到了那时,我大清军队的伤亡可就难以避免了。
众人焦急地等待了一会儿,那鞑子细作忽然指向远方,手舞足蹈的欢呼道:“来了来了!王师来了!”
贾仁义朝那边仔细观看,就看到一支浩浩荡荡的队伍正在往辛乡镇开进,走在队伍最前面的是清一色的战兵,都是身披甲胄的精锐。
见到如此军容,贾仁义心中胆寒,还好自己没有选择和那群不知死活的士绅负隅顽抗,镇子内连十套甲都凑不出来,火铳也没几门,又能如何抵抗得了大清的精锐?
贾忠义连忙带着镇内官吏走下城墙,出门跪迎,喜迎王师的到来。
与此同时,镇内的辛员外正在操练着临时招募的乡勇。
他的年纪如今已五十有九,头发和山羊胡都花白了,算是个正经老头儿了,但他仍然手持大枪,和这些年轻人们共同训练。
镇内的几个武术师傅也自愿前来,贡献出自己的大枪大刀,以资乡勇们御敌。
他刚耍了几下,就感觉腰酸背痛,浑身的骨头都快要散架了,只得找个地方坐下来歇息。
“唉,真是老了,不中用了啊......想当年,老爷我也曾经手提三尺剑,浪荡江湖......”
就在这时,一个青年连滚带爬的跑了过来,用哭腔大喊道:
“老爷,鞑子来了!贾仁义那狗东西打开了城门,现在,正在外面跪着呢!”
“啊!?”
第68章 光速平叛
辛员外得知这个噩耗,气火攻心,一下子瘫软倒地,嘴角都溢出鲜血。
他的两个儿子被吓了一跳,这都快六十岁的人了,哪里能经得住这种打击?两人慌里慌张的将父亲搀扶起来。
这位头发花白的老人仰天长叹:“天日昭昭啊!天日昭昭!这群天杀的官军,平日欺压老百姓凶得很,怎么碰到鞑子就变成缩头乌龟了?我辛乡三千百姓还没有降呢,他们倒是先跪下了!”

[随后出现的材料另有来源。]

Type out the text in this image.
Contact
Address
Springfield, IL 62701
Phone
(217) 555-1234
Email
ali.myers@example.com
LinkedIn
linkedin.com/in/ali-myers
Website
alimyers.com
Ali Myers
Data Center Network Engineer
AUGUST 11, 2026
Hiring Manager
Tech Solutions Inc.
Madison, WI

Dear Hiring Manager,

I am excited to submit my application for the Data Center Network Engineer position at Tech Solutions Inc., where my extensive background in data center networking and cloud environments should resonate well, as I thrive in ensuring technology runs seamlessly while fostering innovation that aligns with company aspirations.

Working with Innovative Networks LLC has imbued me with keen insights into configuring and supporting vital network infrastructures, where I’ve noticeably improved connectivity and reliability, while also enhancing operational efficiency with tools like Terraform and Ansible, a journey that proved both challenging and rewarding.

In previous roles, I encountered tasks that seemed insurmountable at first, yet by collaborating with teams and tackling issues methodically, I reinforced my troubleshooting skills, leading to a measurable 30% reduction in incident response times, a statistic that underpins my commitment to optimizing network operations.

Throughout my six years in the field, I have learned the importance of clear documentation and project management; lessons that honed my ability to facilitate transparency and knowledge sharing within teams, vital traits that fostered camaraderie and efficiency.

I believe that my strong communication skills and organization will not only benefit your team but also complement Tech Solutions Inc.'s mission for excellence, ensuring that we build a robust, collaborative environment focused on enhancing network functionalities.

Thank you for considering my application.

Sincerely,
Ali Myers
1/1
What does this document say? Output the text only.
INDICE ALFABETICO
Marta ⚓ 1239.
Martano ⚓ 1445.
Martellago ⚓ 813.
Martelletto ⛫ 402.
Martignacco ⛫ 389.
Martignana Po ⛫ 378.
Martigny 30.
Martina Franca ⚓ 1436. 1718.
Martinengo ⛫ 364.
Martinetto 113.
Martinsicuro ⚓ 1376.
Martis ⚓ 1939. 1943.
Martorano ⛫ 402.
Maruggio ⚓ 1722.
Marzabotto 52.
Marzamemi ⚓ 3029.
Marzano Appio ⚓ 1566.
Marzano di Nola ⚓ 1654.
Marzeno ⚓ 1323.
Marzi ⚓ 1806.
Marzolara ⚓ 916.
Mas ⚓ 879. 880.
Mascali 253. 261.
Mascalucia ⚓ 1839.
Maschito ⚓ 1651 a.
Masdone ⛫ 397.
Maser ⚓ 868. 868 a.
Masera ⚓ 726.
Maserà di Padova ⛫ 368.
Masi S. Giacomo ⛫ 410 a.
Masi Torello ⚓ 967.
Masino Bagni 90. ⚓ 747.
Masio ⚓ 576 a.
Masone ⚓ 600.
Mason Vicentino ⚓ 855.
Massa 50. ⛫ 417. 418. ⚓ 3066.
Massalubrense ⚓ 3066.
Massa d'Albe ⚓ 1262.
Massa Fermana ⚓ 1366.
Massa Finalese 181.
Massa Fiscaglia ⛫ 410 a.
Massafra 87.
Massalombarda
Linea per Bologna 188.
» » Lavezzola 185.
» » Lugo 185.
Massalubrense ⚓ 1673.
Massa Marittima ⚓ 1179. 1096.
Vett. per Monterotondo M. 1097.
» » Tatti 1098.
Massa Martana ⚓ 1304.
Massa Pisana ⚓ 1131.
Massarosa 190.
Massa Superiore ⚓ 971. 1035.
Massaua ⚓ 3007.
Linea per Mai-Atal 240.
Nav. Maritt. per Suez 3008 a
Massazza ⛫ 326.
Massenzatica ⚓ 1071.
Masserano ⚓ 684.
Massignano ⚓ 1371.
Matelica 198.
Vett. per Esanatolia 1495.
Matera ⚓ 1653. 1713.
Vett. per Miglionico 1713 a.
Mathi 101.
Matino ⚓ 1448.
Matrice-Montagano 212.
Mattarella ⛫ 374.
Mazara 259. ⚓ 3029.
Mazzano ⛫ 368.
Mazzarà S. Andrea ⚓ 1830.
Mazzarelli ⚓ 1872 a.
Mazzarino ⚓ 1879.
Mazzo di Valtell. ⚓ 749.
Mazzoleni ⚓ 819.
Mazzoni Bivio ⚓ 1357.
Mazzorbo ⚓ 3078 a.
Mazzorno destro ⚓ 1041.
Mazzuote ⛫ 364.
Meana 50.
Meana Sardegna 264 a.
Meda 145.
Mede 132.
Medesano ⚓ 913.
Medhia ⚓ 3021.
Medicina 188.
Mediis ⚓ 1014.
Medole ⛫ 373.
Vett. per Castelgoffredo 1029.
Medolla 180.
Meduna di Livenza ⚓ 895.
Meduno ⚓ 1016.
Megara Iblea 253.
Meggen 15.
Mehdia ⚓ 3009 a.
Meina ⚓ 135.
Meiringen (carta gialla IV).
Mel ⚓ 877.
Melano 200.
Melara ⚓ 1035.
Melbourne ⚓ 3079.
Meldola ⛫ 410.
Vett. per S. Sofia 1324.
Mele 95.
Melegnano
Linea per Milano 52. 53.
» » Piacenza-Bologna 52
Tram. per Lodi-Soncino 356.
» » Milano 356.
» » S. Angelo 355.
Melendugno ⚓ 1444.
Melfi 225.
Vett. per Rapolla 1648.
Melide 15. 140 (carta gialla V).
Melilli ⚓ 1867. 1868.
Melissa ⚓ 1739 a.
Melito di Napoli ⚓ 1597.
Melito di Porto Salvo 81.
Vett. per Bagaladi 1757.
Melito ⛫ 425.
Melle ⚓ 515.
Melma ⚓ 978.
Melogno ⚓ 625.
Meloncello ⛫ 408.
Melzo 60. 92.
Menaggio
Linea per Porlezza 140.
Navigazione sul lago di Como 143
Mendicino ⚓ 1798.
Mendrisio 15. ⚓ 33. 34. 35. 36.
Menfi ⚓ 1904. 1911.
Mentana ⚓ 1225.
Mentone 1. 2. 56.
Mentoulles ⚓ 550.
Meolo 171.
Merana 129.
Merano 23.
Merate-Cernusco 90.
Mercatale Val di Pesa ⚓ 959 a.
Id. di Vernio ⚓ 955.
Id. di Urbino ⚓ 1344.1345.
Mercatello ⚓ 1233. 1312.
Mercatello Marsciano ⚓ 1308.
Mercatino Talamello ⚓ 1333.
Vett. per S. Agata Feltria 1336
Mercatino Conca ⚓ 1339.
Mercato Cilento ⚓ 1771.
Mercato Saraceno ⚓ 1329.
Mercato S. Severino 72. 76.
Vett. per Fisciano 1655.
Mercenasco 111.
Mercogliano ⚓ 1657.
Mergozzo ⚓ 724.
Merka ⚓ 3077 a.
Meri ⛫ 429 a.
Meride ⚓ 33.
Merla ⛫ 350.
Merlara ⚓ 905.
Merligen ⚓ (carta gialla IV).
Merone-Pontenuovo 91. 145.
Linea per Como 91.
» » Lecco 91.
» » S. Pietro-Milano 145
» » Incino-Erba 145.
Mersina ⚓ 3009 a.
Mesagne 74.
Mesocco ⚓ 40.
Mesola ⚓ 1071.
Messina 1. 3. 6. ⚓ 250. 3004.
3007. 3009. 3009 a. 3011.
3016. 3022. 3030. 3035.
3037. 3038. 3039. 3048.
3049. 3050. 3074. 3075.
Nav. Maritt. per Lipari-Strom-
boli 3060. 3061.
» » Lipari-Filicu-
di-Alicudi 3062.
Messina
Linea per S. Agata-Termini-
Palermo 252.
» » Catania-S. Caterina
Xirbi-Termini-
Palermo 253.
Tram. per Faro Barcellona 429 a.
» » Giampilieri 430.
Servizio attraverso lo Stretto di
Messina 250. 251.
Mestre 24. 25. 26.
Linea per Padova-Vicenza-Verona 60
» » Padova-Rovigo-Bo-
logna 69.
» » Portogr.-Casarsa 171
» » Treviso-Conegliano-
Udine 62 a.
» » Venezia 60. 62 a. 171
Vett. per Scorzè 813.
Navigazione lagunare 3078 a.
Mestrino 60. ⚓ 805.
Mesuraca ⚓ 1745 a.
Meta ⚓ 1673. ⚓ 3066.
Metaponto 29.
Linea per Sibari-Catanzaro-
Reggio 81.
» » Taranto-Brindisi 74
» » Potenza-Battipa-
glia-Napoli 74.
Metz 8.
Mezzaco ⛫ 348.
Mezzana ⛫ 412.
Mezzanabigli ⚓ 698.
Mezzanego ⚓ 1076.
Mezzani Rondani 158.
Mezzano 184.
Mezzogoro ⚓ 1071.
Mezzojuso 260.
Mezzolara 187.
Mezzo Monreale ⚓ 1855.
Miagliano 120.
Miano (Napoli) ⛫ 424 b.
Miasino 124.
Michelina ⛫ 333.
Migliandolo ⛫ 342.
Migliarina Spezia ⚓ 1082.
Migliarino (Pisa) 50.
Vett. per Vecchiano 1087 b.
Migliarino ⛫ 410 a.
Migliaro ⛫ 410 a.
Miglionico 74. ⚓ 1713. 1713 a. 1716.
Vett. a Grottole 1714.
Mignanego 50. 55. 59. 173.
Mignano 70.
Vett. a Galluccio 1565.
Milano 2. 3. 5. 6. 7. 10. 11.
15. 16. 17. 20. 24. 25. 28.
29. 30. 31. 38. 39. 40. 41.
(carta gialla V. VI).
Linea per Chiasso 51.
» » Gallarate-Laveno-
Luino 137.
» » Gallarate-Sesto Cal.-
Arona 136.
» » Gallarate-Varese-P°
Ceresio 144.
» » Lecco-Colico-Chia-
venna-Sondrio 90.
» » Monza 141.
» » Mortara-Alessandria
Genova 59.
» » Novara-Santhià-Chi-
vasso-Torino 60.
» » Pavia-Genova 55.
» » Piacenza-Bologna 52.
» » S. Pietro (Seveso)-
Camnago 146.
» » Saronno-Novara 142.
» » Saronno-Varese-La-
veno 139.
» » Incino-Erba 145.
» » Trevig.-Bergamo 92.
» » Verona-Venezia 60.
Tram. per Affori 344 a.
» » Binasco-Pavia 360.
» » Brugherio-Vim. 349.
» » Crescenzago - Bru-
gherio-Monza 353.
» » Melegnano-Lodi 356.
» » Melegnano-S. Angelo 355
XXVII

他的大儿子辛阳也是怒火中烧:“那些官军吃着陛下的皇粮,却甘当鞑子的走狗!贾仁义那狗贼,我必杀之!哪个有种的就跟我来杀鞑子,杀贼军!不敢一起来的,就留在这里等着给你们的新主子磕头吧!”
这辛阳是个书生,却难得的很有血性和领导力,被他这么一煽动,这些年轻力壮的小伙子纷纷举起武器,响应辛少爷的号召。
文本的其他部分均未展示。